Paylaş
Etraf korumalardan, güvenlikten geçilmiyor...
“Nedir bu” deyince nedenini öğrendim; İran Cumhurbaşkanı Hasan Ruhani otelde kalıyormuş...
13. İslam Zirvesi için İstanbul’a gelen 56 ülke temsilcisi, Taksim ve Boğaz’daki otellere yerleştiği için günlerdir eve gidip-gelemez olmuştuk zaten...
İran Cumhurbaşkanı Ruhani ise “Yüzde 100 Türk oteli istiyorum” diyerek uluslararası büyük otel zincirleri yerine CVK’yı tercih etmiş...
Buradaki Başkanlık Süiti’ne yerleşmiş...
Başkanlık Süiti deyip geçmeyin, daha önce gezmiştim...
Odanın camları roketatar mermisine dayanıklı, duvarları çelik zırhlı, 850 metrekarelik, Boğaz manzaralı deli bir şey...
“Dünyanın en güvenli başkanlık süiti” deniyor bu oda için...
İşte bu odaya yerleşmiş Ruhani ve görüşmelere buradan gitmiş...
Üst düzey güvenlik olsa da o akşam yemeğinde Ruhani’nin menüsünün ne olduğunu öğrendim...
Asla sütlü ve kaymaklı yiyecekler tüketmiyor Ruhani...
Tatlı yemiyor...
Yemekleri az tuzlu tercih ediyor...
Benim otelde derbi izlediğim çarşamba akşamı Ruhani’nin menüsü şöyleydi:
◊ Safranlı İran pilavı...
◊ Kubile (kebap)...
◊ Ceviz ve nar ekşili soslu köfte...
◊ Yoğurt ve meyve salatası...
Öğle yemeği menüsünde ise; kuşbaşılı patlıcan yemeği, tavuk şiş, pilav, yoğurt ve meyve salatası vardı...

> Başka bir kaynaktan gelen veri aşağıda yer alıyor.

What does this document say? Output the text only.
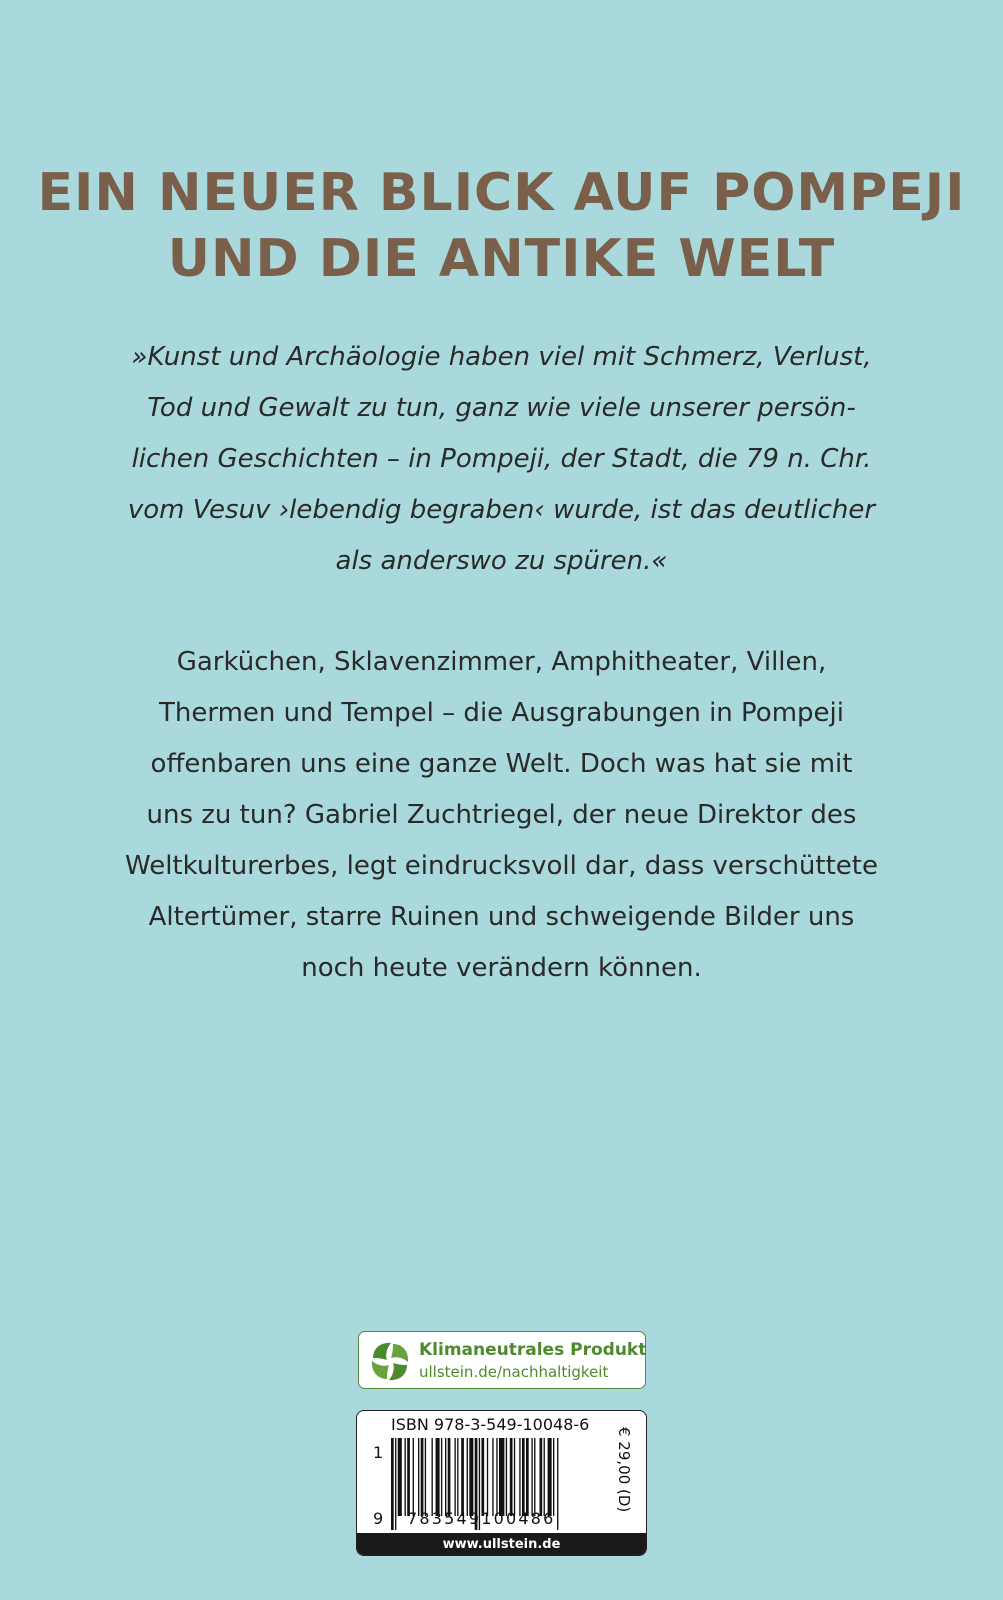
EIN NEUER BLICK AUF POMPEJI
UND DIE ANTIKE WELT

»Kunst und Archäologie haben viel mit Schmerz, Verlust,
Tod und Gewalt zu tun, ganz wie viele unserer persön-
lichen Geschichten – in Pompeji, der Stadt, die 79 n. Chr.
vom Vesuv ›lebendig begraben‹ wurde, ist das deutlicher
als anderswo zu spüren.«

Garküchen, Sklavenzimmer, Amphitheater, Villen,
Thermen und Tempel – die Ausgrabungen in Pompeji
offenbaren uns eine ganze Welt. Doch was hat sie mit
uns zu tun? Gabriel Zuchtriegel, der neue Direktor des
Weltkulturerbes, legt eindrucksvoll dar, dass verschüttete
Altertümer, starre Ruinen und schweigende Bilder uns
noch heute verändern können.

Klimaneutrales Produkt
ullstein.de/nachhaltigkeit
ISBN 978-3-549-10048-6
1
9 783549100486
€ 29,00 (D)
www.ullstein.de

Buradan hareketle Ruhani’nin pilavsız öğün geçirmediğini söyleyebiliriz belki...
Magazin ve klasik müzik
Sinan Akçıl, babası Saim Akçıl’ın Nişantaşı Üniversitesi Oda Orkestrası’yla verdiği konser için “Magazin basınına klasik müzik dinleterek tarihe geçmiş olabilirim” dedi...
Yani magazin basını Sinan’ın babası olduğu için Saim Bey’i takip etti...
Böylece klasik müzik dinlemiş oldu...
Aslında klasik müzikten falan anlamaz magazinciler!
Bunu demeye getiriyor...
Sevgili Sinan sana şunu söyleyeyim; ülkede yıllardır klasik müzik konserlerini takip edip haber yapan sadece magazincilerdir zaten...
Yurtdışından gelen ünlü klasik müzik sanatçılarının konserlerini, Türk klasik müzik sanatçılarının haberlerini hep magazin sayfaları yapar...
Sadece klasik müzik haberlerini de değil...
Sinemayı, tiyatroyu, güzel sanatları, galaları, sergi açılışlarını, edebiyatı, kitap lansmanlarını hep magazin sayfalarından okursun...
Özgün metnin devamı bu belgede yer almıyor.